Published online by Cambridge University Press: 03 February 2010
This paper examines the evolution of the Ethiopian cut flower industry, illustrating how rapidly a potential comparative advantage can be realised. But the question is to what extent a country benefits from this in the long run, if foreign direct investment is the principal driving force. Will the new industry become an enclave, or will it be accompanied by a process of building local capabilities, a process which we denominate endogenisation? A value chain framework is used to analyse the industry and to develop a number of indicators on the development direction.

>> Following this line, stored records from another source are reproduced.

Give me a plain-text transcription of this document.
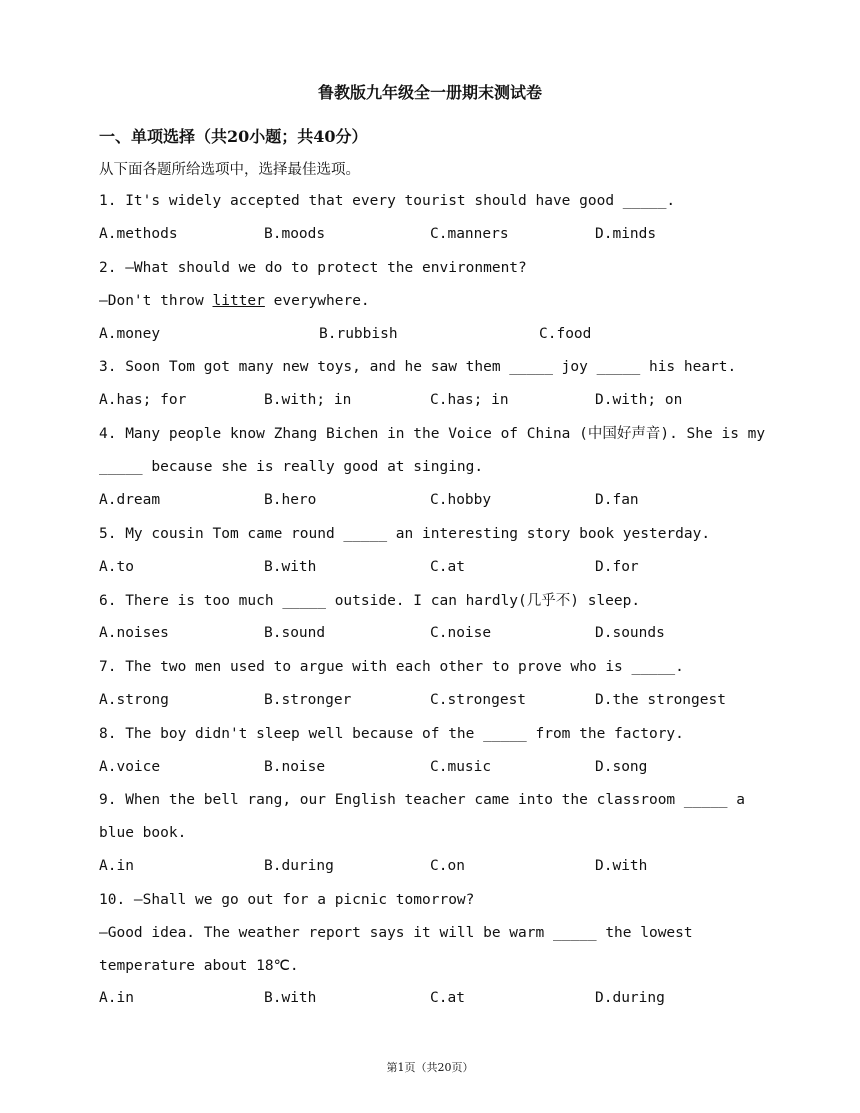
鲁教版九年级全一册期末测试卷
一、单项选择（共20小题；共40分）
从下面各题所给选项中，选择最佳选项。
1. It's widely accepted that every tourist should have good _____.
A.methods	B.moods	C.manners	D.minds
2. —What should we do to protect the environment?
—Don't throw litter everywhere.
A.money	B.rubbish	C.food
3. Soon Tom got many new toys, and he saw them _____ joy _____ his heart.
A.has; for	B.with; in	C.has; in	D.with; on
4. Many people know Zhang Bichen in the Voice of China (中国好声音). She is my
_____ because she is really good at singing.
A.dream	B.hero	C.hobby	D.fan
5. My cousin Tom came round _____ an interesting story book yesterday.
A.to	B.with	C.at	D.for
6. There is too much _____ outside. I can hardly(几乎不) sleep.
A.noises	B.sound	C.noise	D.sounds
7. The two men used to argue with each other to prove who is _____.
A.strong	B.stronger	C.strongest	D.the strongest
8. The boy didn't sleep well because of the _____ from the factory.
A.voice	B.noise	C.music	D.song
9. When the bell rang, our English teacher came into the classroom _____ a
blue book.
A.in	B.during	C.on	D.with
10. —Shall we go out for a picnic tomorrow?
—Good idea. The weather report says it will be warm _____ the lowest
temperature about 18℃.
A.in	B.with	C.at	D.during
第1页（共20页）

The cut flower industry in Ethiopia is characterised by a dominant role of Dutch foreign investors, Dutch trade auctions which dominate the export trade, and the Dutch development cooperation which plays an important role in the development of the sector. This raises the question to what extent this triple role of the Dutch contributes to endogenisation or to enclave formation.
We conclude that endogenisation is a two-way process. It depends both on the degree to which FDI has an interest to draw on domestic firms, enter into relationships and share technologies; and on the interest and ability of domestic firms to take up such opportunities, and on the creation of supporting institutions and infrastructures to make this take-up possible. The latter rests largely with government. Endogenisation is taking place to some extent and at a very incipient stage. Dutch FDI has little direct interest to share technologies, but there is joint collective action on non-core activities, notably transport, which constitutes the largest item in the total cost. Dutch cooperative flower auctions are an open and vital trade channel giving Ethiopian flower growers access to international markets. The Ethiopian government has promoted the industry, making available land and low cost finance; and with the assistance of Dutch bilateral cooperation it is creating trade standards and supporting knowledge institutions to train skilled staff. The main challenge is Ethiopian entrepreneurship: many are attracted by the high growth and profitability of the industry and can run a business in Ethiopia, but lack the technical competence to meet growing competition in the industry.
The authors would like to acknowledge the useful comments from two anonymous referees and from the editor of JMAS.